Step 15: Add more commits to your pull request
You can continue to add more commits to your pull request even after opening it! For example, the project maintainers may ask you to make some changes, or you may just think of a change that you forgot to include:
Start by returning to your local repository, and use
git branch to see which branch is currently checked out. If you are currently in the master branch (rather than the branch you created), then use
git checkout BRANCH_NAME to switch. For example, I used
git checkout doc-fixes.
Then, you should repeat steps 9 through 11: make changes, commit them, and push them to your fork.
Finally, return to your open pull request on GitHub and refresh the page. You will see that your new commits have automatically been added to the pull request:
Step 16: Discuss the pull request
If there are questions or discussion about your pull request from the project maintainers, you can add to the conversation using the comment box at the bottom of the pull request:
If there are inline comments about specific changes you made, you can respond to those as well:
Click the Resolve conversation button once you have addressed any specific requests.
Step 17: Delete your branch from your fork
If the project maintainers accept your pull request (congratulations!), they will merge your proposed changes into the project's master branch and close your pull request:
You will be given the option to delete your branch from your fork, since it's no longer of any use:
Click the Delete branch button:
Step 18: Delete your branch from your local repository
You should also delete the branch you created from your local repository, so that you don't accidentally start working in it the next time you want to make a contribution to this project.
First, switch to the master branch:
git checkout master.
Then, delete the branch you created:
git branch -D BRANCH_NAME. For example, I used
git branch -D doc-fixes.
Step 19: Synchronize your fork with the project repository
At this point, your fork is out of sync with the project repository's master branch.
To get it back in sync, you should first use Git to pull the latest changes from "upstream" (the project repository) into your local repository:
git pull upstream master.
Then, push those changes from your local repository to the "origin" (your fork):
git push origin master.
If you return to your fork on GitHub, you will see that the master branch is "even" with the project repository's master branch:
This step is not strictly necessary, since you will pull changes from upstream before you make your next contribution to this project (step 7). However, this step is useful if you are going to clone your fork from another machine.

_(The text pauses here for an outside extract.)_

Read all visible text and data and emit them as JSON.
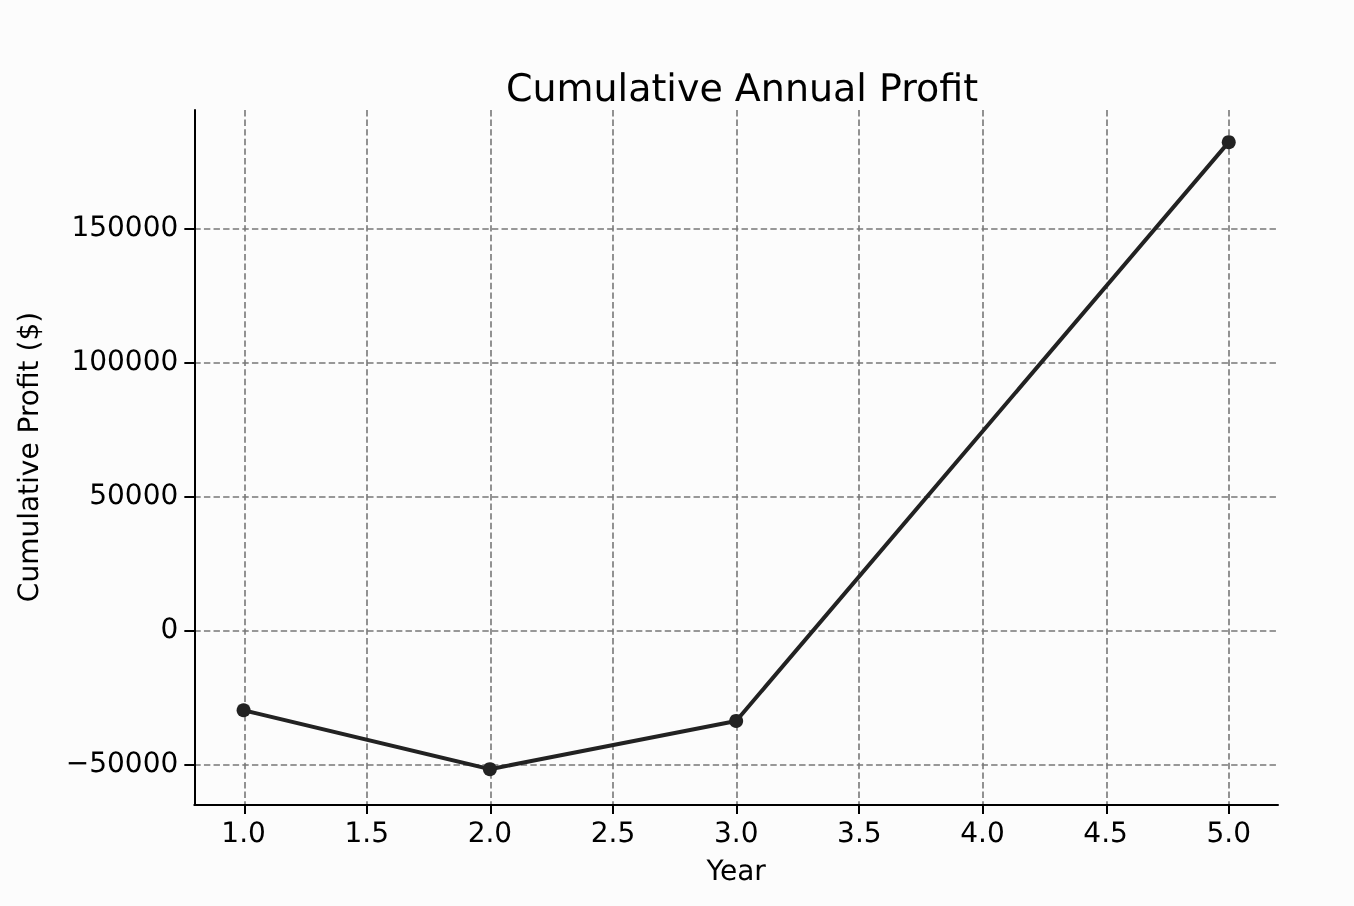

Congratulations on making your first open source contribution! 🎉 Please share a link to your successful pull request in the comments section below. If you ran into any unexpected problems, I'd love to hear about it so that I can continue to improve this guide.
Tips for contributing code
If you're ready to start making code contributions (beyond just fixing typos), here are a few tips:
- Browse through a repository's open issues (especially ones labeled "good first issue") to see if there is an issue you might be able to solve.
- If you're planning to contribute code that is unrelated to an existing issue, it's a good idea to open a new issue describing your proposal before starting work on it. The project maintainers might give you feedback that will help to shape your work, which will ultimately increase the likelihood that your pull request will be accepted.
- Read the project's contributing guide, which will usually be in the GitHub repository or the project documentation. It will likely contain many helpful tips for how to successfully contribute to the project.
Good luck, and let me know if you have any questions!